Berkeley had predicted profits of £550m before revising that target down to £475m when lockdown hit.
It said: “Berkeley therefore surpassed its initial expectation in this regard, in spite of the challenges of maintaining production on site and for customers in securing mortgages and achieving legal completions in this period.”
Berkeley sites are currently working at around 80% of full capacity.
Chief executive Rob Perrins said: “Looking forward, this response to the initial impact of Covid-19 means that the Company is still targeting a cumulative pre-tax ROE of 15% for the six year period ending on 30 April 2025, which broadly equates to average annual pre-tax profit of £500 million.

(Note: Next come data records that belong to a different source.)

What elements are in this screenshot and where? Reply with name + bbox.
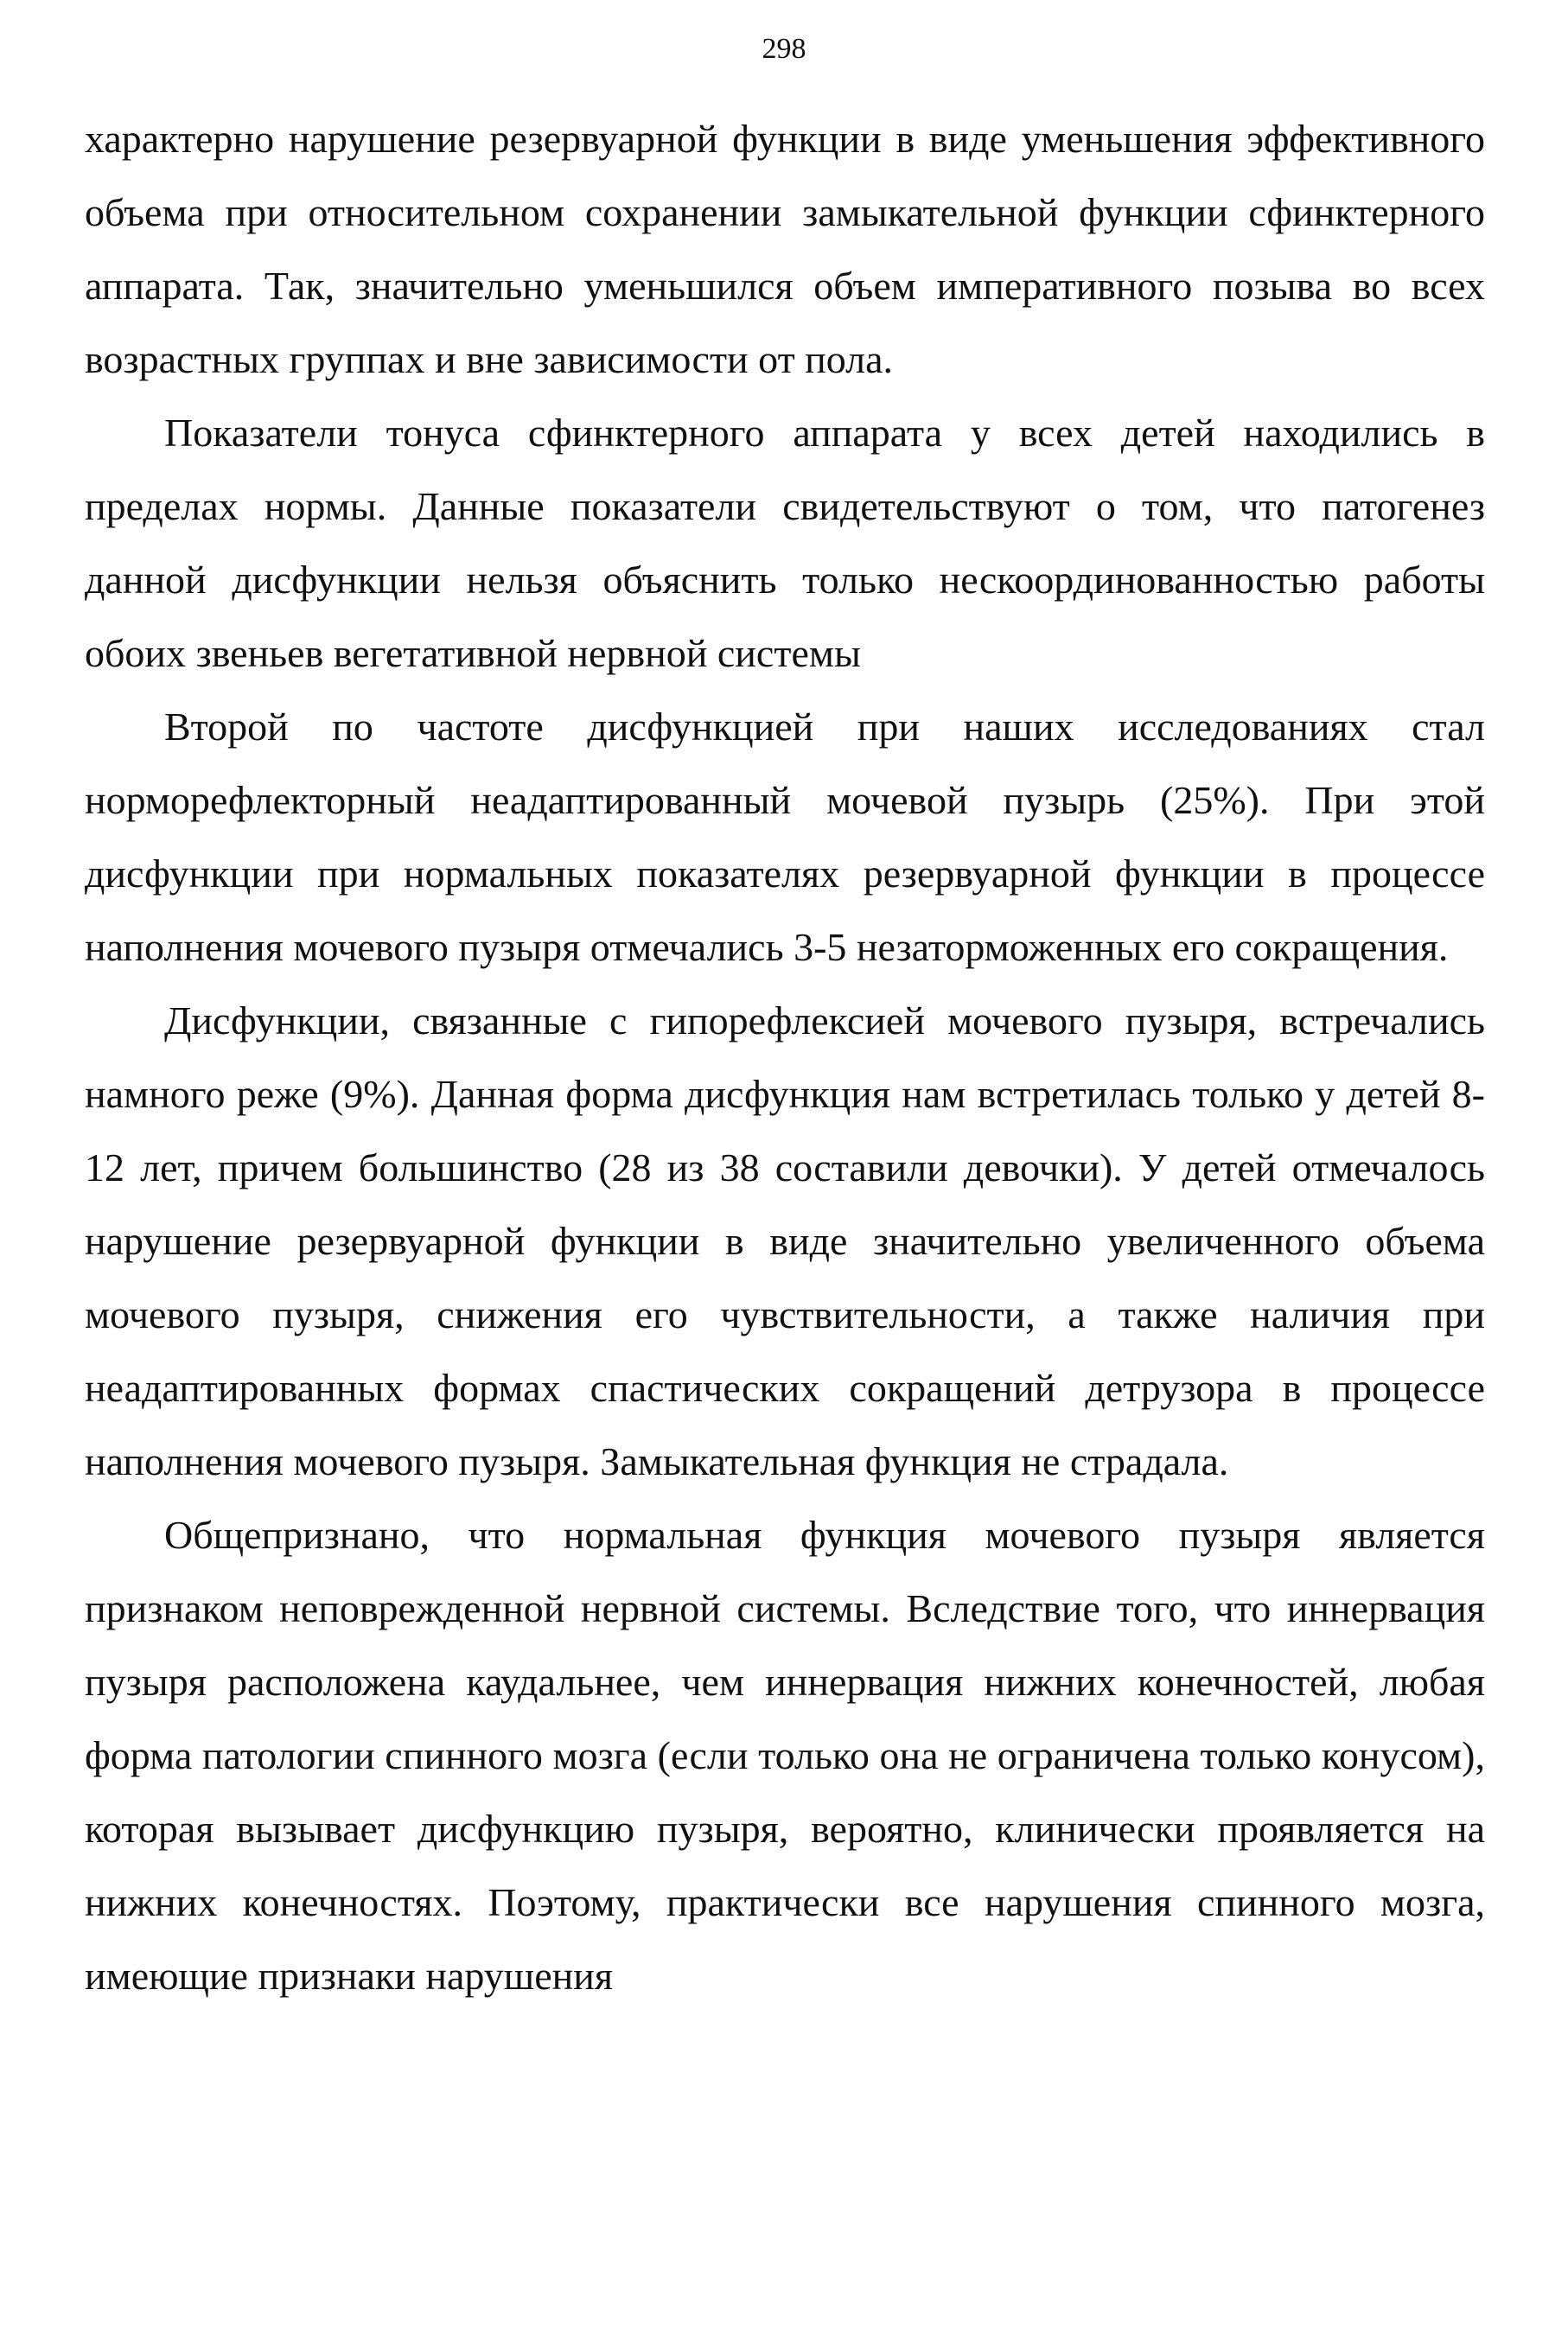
paragraph-normoreflex-bladder: Второй по частоте дисфункцией при наших исследованиях стал норморефлекторный неадаптированный мочевой пузырь (25%). При этой дисфункции при нормальных показателях резервуарной функции в процессе наполнения мочевого пузыря отмечались 3-5 незаторможенных его сокращения. <box>85 705 1485 969</box>
page-number: 298 <box>762 33 806 65</box>
paragraph-bladder-function: Общепризнано, что нормальная функция мочевого пузыря является признаком неповрежденной нервной системы. Вследствие того, что иннервация пузыря расположена каудальнее, чем иннервация нижних конечностей, любая форма патологии спинного мозга (если только она не ограничена только конусом), которая вызывает дисфункцию пузыря, вероятно, клинически проявляется на нижних конечностях. Поэтому, практически все нарушения спинного мозга, имеющие признаки нарушения <box>85 1513 1485 1998</box>
body-text <box>85 102 1485 2012</box>
paragraph-hyporeflexia: Дисфункции, связанные с гипорефлексией мочевого пузыря, встречались намного реже (9%). Данная форма дисфункция нам встретилась только у детей 8-12 лет, причем большинство (28 из 38 составили девочки). У детей отмечалось нарушение резервуарной функции в виде значительно увеличенного объема мочевого пузыря, снижения его чувствительности, а также наличия при неадаптированных формах спастических сокращений детрузора в процессе наполнения мочевого пузыря. Замыкательная функция не страдала. <box>85 998 1485 1483</box>
paragraph-sphincter-tone: Показатели тонуса сфинктерного аппарата у всех детей находились в пределах нормы. Данные показатели свидетельствуют о том, что патогенез данной дисфункции нельзя объяснить только нескоординованностью работы обоих звеньев вегетативной нервной системы <box>85 411 1485 675</box>
paragraph-continuation: характерно нарушение резервуарной функции в виде уменьшения эффективного объема при относительном сохранении замыкательной функции сфинктерного аппарата. Так, значительно уменьшился объем императивного позыва во всех возрастных группах и вне зависимости от пола. <box>85 117 1485 381</box>
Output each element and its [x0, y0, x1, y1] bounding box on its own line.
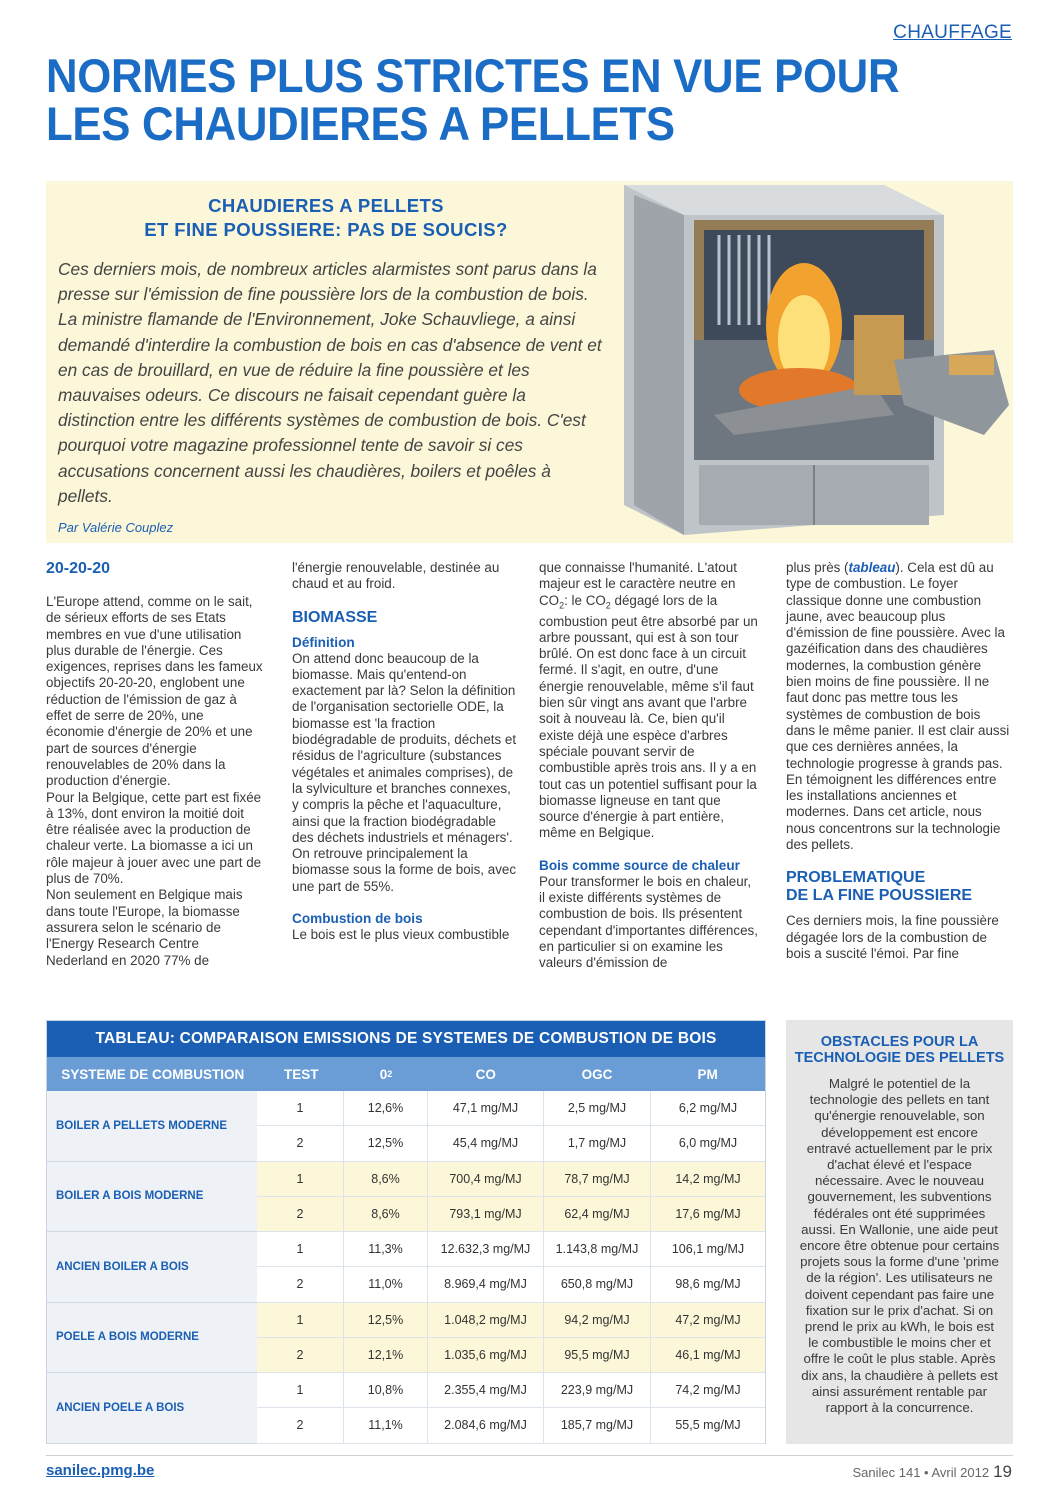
- header-test: TEST: [284, 1066, 319, 1082]
- subheading-combustion-de-bois: Combustion de bois: [292, 911, 423, 927]
- header-ogc: OGC: [581, 1066, 613, 1082]
- cell-o2: 12,5%: [343, 1126, 427, 1160]
- intro-heading-line-1: CHAUDIERES A PELLETS: [208, 195, 444, 216]
- footer-divider: [46, 1455, 1013, 1456]
- paragraph: Ces derniers mois, la fine poussière dégagée lors de la combustion de bois a suscité l'émoi. Par fine: [786, 913, 999, 961]
- system-name: BOILER A BOIS MODERNE: [47, 1162, 257, 1233]
- table-row: [257, 1303, 765, 1338]
- paragraph: plus près (tableau). Cela est dû au type de combustion. Le foyer classique donne une combustion jaune, avec beaucoup plus d'émission de fine poussière. Avec la gazéification dans des chaudières modernes, la combustion génère bien moins de fine poussière. Il ne faut donc pas mettre tous les systèmes de combustion de bois dans le même panier. Il est clair aussi que ces dernières années, la technologie progresse à grands pas. En témoignent les différences entre les installations anciennes et modernes. Dans cet article, nous nous concentrons sur la technologie des pellets.: [786, 560, 1010, 853]
- emissions-table: [46, 1020, 766, 1444]
- cell-pm: 47,2 mg/MJ: [650, 1303, 765, 1337]
- cell-co: 1.035,6 mg/MJ: [427, 1338, 543, 1372]
- paragraph: Pour transformer le bois en chaleur, il existe différents systèmes de combustion de bois. Ils présentent cependant d'importantes différences, en particulier si on examine les valeurs d'émission de: [539, 873, 758, 971]
- cell-co: 1.048,2 mg/MJ: [427, 1303, 543, 1337]
- sidebox-text: Malgré le potentiel de la technologie des pellets en tant qu'énergie renouvelable, son développement est encore entravé actuellement par le prix d'achat élevé et l'espace nécessaire. Avec le nouveau gouvernement, les subventions fédérales ont été supprimées aussi. En Wallonie, une aide peut encore être obtenue pour certains projets sous la forme d'une 'prime de la région'. Les utilisateurs ne doivent cependant pas faire une fixation sur le prix d'achat. Si on prend le prix au kWh, le bois est le combustible le moins cher et offre le coût le plus stable. Après dix ans, la chaudière à pellets est ainsi assurément rentable par rapport à la concurrence.: [799, 1076, 1000, 1416]
- cell-test: 1: [296, 1242, 304, 1257]
- table-group: [47, 1303, 765, 1374]
- table-group: [47, 1373, 765, 1444]
- cell-co: 700,4 mg/MJ: [427, 1162, 543, 1196]
- table-row: [257, 1267, 765, 1302]
- paragraph: Pour la Belgique, cette part est fixée à 13%, dont environ la moitié doit être réalisée avec la production de chaleur verte. La biomasse a ici un rôle majeur à jouer avec une part de plus de 70%.: [46, 789, 262, 887]
- pellet-boiler-illustration: [604, 175, 1013, 547]
- cell-test: 2: [296, 1418, 304, 1433]
- cell-o2: 8,6%: [343, 1197, 427, 1231]
- system-name: BOILER A PELLETS MODERNE: [47, 1091, 257, 1162]
- cell-test: 2: [296, 1206, 304, 1221]
- cell-o2: 11,1%: [343, 1408, 427, 1442]
- cell-test: 2: [296, 1277, 304, 1292]
- heading-biomasse: BIOMASSE: [292, 608, 378, 626]
- table-row: [257, 1197, 765, 1232]
- heading-problematique: PROBLEMATIQUE DE LA FINE POUSSIERE: [786, 869, 973, 905]
- cell-ogc: 95,5 mg/MJ: [543, 1338, 650, 1372]
- cell-o2: 8,6%: [343, 1162, 427, 1196]
- cell-co: 47,1 mg/MJ: [427, 1091, 543, 1125]
- cell-pm: 14,2 mg/MJ: [650, 1162, 765, 1196]
- header-co: CO: [475, 1066, 496, 1082]
- table-group: [47, 1162, 765, 1233]
- paragraph: On attend donc beaucoup de la biomasse. Mais qu'entend-on exactement par là? Selon la définition de l'organisation sectorielle ODE, la biomasse est 'la fraction biodégradable de produits, déchets et résidus de l'agriculture (substances végétales et animales comprises), de la sylviculture et branches connexes, y compris la pêche et l'aquaculture, ainsi que la fraction biodégradable des déchets industriels et ménagers'.: [292, 650, 517, 845]
- system-name: ANCIEN POELE A BOIS: [47, 1373, 257, 1444]
- table-row: [257, 1232, 765, 1267]
- column-1: [46, 560, 264, 969]
- paragraph: L'Europe attend, comme on le sait, de sérieux efforts de ses Etats membres en vue d'une utilisation plus durable de l'énergie. Ces exigences, reprises dans les fameux objectifs 20-20-20, englobent une réduction de l'émission de gaz à effet de serre de 20%, une économie d'énergie de 20% et une part de sources d'énergie renouvelables de 20% dans la production d'énergie.: [46, 594, 263, 789]
- cell-co: 12.632,3 mg/MJ: [427, 1232, 543, 1266]
- column-2: [292, 560, 518, 943]
- table-row: [257, 1162, 765, 1197]
- cell-o2: 12,6%: [343, 1091, 427, 1125]
- table-header-row: [47, 1057, 765, 1091]
- intro-heading-line-2: ET FINE POUSSIERE: PAS DE SOUCIS?: [144, 219, 508, 240]
- header-system: SYSTEME DE COMBUSTION: [61, 1066, 245, 1082]
- footer-site-link[interactable]: sanilec.pmg.be: [46, 1462, 155, 1479]
- cell-pm: 74,2 mg/MJ: [650, 1373, 765, 1407]
- cell-test: 1: [296, 1101, 304, 1116]
- cell-test: 2: [296, 1347, 304, 1362]
- system-name: POELE A BOIS MODERNE: [47, 1303, 257, 1374]
- table-body: [47, 1091, 765, 1444]
- table-row: [257, 1338, 765, 1373]
- cell-o2: 10,8%: [343, 1373, 427, 1407]
- sidebox-obstacles: [786, 1020, 1013, 1444]
- cell-test: 2: [296, 1136, 304, 1151]
- cell-pm: 98,6 mg/MJ: [650, 1267, 765, 1301]
- cell-ogc: 1.143,8 mg/MJ: [543, 1232, 650, 1266]
- cell-co: 2.084,6 mg/MJ: [427, 1408, 543, 1442]
- column-4: [786, 560, 1010, 962]
- cell-test: 1: [296, 1312, 304, 1327]
- tableau-reference-link[interactable]: tableau: [848, 560, 896, 575]
- intro-heading: [46, 194, 606, 242]
- intro-text: Ces derniers mois, de nombreux articles alarmistes sont parus dans la presse sur l'émission de fine poussière lors de la combustion de bois. La ministre flamande de l'Environnement, Joke Schauvliege, a ainsi demandé d'interdire la combustion de bois en cas d'absence de vent et en cas de brouillard, en vue de réduire la fine poussière et les mauvaises odeurs. Ce discours ne faisait cependant guère la distinction entre les différents systèmes de combustion de bois. C'est pourquoi votre magazine professionnel tente de savoir si ces accusations concernent aussi les chaudières, boilers et poêles à pellets.: [58, 259, 602, 506]
- subheading-definition: Définition: [292, 634, 355, 650]
- cell-ogc: 94,2 mg/MJ: [543, 1303, 650, 1337]
- cell-pm: 17,6 mg/MJ: [650, 1197, 765, 1231]
- cell-ogc: 2,5 mg/MJ: [543, 1091, 650, 1125]
- subheading-bois-source-chaleur: Bois comme source de chaleur: [539, 857, 740, 873]
- byline: Par Valérie Couplez: [58, 520, 174, 535]
- system-name: ANCIEN BOILER A BOIS: [47, 1232, 257, 1303]
- table-row: [257, 1408, 765, 1443]
- cell-o2: 11,0%: [343, 1267, 427, 1301]
- column-3: [539, 560, 760, 972]
- paragraph: que connaisse l'humanité. L'atout majeur est le caractère neutre en $CO_2$: le $CO_2$ dégagé lors de la combustion peut être absorbé par un arbre poussant, qui est à son tour brûlé. On est donc face à un circuit fermé. Il s'agit, en outre, d'une énergie renouvelable, même s'il faut bien sûr vingt ans avant que l'arbre soit à nouveau là. Ce, bien qu'il existe déjà une espèce d'arbres spéciale pouvant servir de combustible après trois ans. Il y a en tout cas un potentiel suffisant pour la biomasse ligneuse en tant que source d'énergie à part entière, même en Belgique.: [539, 560, 758, 841]
- header-pm: PM: [697, 1066, 718, 1082]
- cell-co: 45,4 mg/MJ: [427, 1126, 543, 1160]
- footer-issue: Sanilec 141 • Avril 2012 19: [852, 1462, 1012, 1481]
- cell-co: 793,1 mg/MJ: [427, 1197, 543, 1231]
- cell-co: 8.969,4 mg/MJ: [427, 1267, 543, 1301]
- cell-test: 1: [296, 1171, 304, 1186]
- cell-pm: 106,1 mg/MJ: [650, 1232, 765, 1266]
- header-o2: 0 2: [379, 1066, 393, 1082]
- headline: [46, 49, 939, 150]
- cell-ogc: 1,7 mg/MJ: [543, 1126, 650, 1160]
- section-tag: CHAUFFAGE: [893, 22, 1012, 43]
- paragraph: l'énergie renouvelable, destinée au chaud et au froid.: [292, 560, 500, 592]
- cell-pm: 6,2 mg/MJ: [650, 1091, 765, 1125]
- table-row: [257, 1373, 765, 1408]
- headline-line-1: NORMES PLUS STRICTES EN VUE POUR: [46, 49, 900, 102]
- sidebox-title: OBSTACLES POUR LA TECHNOLOGIE DES PELLETS: [794, 1034, 1005, 1066]
- paragraph: Le bois est le plus vieux combustible: [292, 927, 510, 943]
- table-row: [257, 1091, 765, 1126]
- table-title: TABLEAU: COMPARAISON EMISSIONS DE SYSTEMES DE COMBUSTION DE BOIS: [47, 1021, 765, 1057]
- cell-pm: 46,1 mg/MJ: [650, 1338, 765, 1372]
- cell-test: 1: [296, 1383, 304, 1398]
- cell-ogc: 650,8 mg/MJ: [543, 1267, 650, 1301]
- table-row: [257, 1126, 765, 1161]
- heading-20-20-20: 20-20-20: [46, 560, 111, 577]
- cell-o2: 11,3%: [343, 1232, 427, 1266]
- cell-ogc: 223,9 mg/MJ: [543, 1373, 650, 1407]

“We now anticipate profit delivery in the coming year to be weighted towards the second half of the year in an approximate one third to two thirds ratio.
“This does assume no further significant disruption from a second wave of Covid-19 or a disorderly end to the Brexit transition period.”
Berkeley currently has £1,138.9m of cash in the bank and estimated gross profit in its land holdings of £6.4 billion.
Perrins said: “Over the last two years construction has begun on over 20 new sites giving Berkeley a firm foundation for delivering, prior to Covid-19, an anticipated 50% increase in production over the next five years, underpinned by a strong opening forward sales position.
“While Covid-19 has caused short term delays and volatility, it does not change the fundamental strength of the business, which is set up in appreciation of the risks of a cyclical market.
“Berkeley’s financial strength means that it can continue to meet its purpose by investing in its unique operating model to deliver large, complex regeneration sites and help the country rebound from the impact of the pandemic and to continue supporting approximately 32,000 UK jobs, directly and indirectly, in its business and supply chain for the foreseeable future.”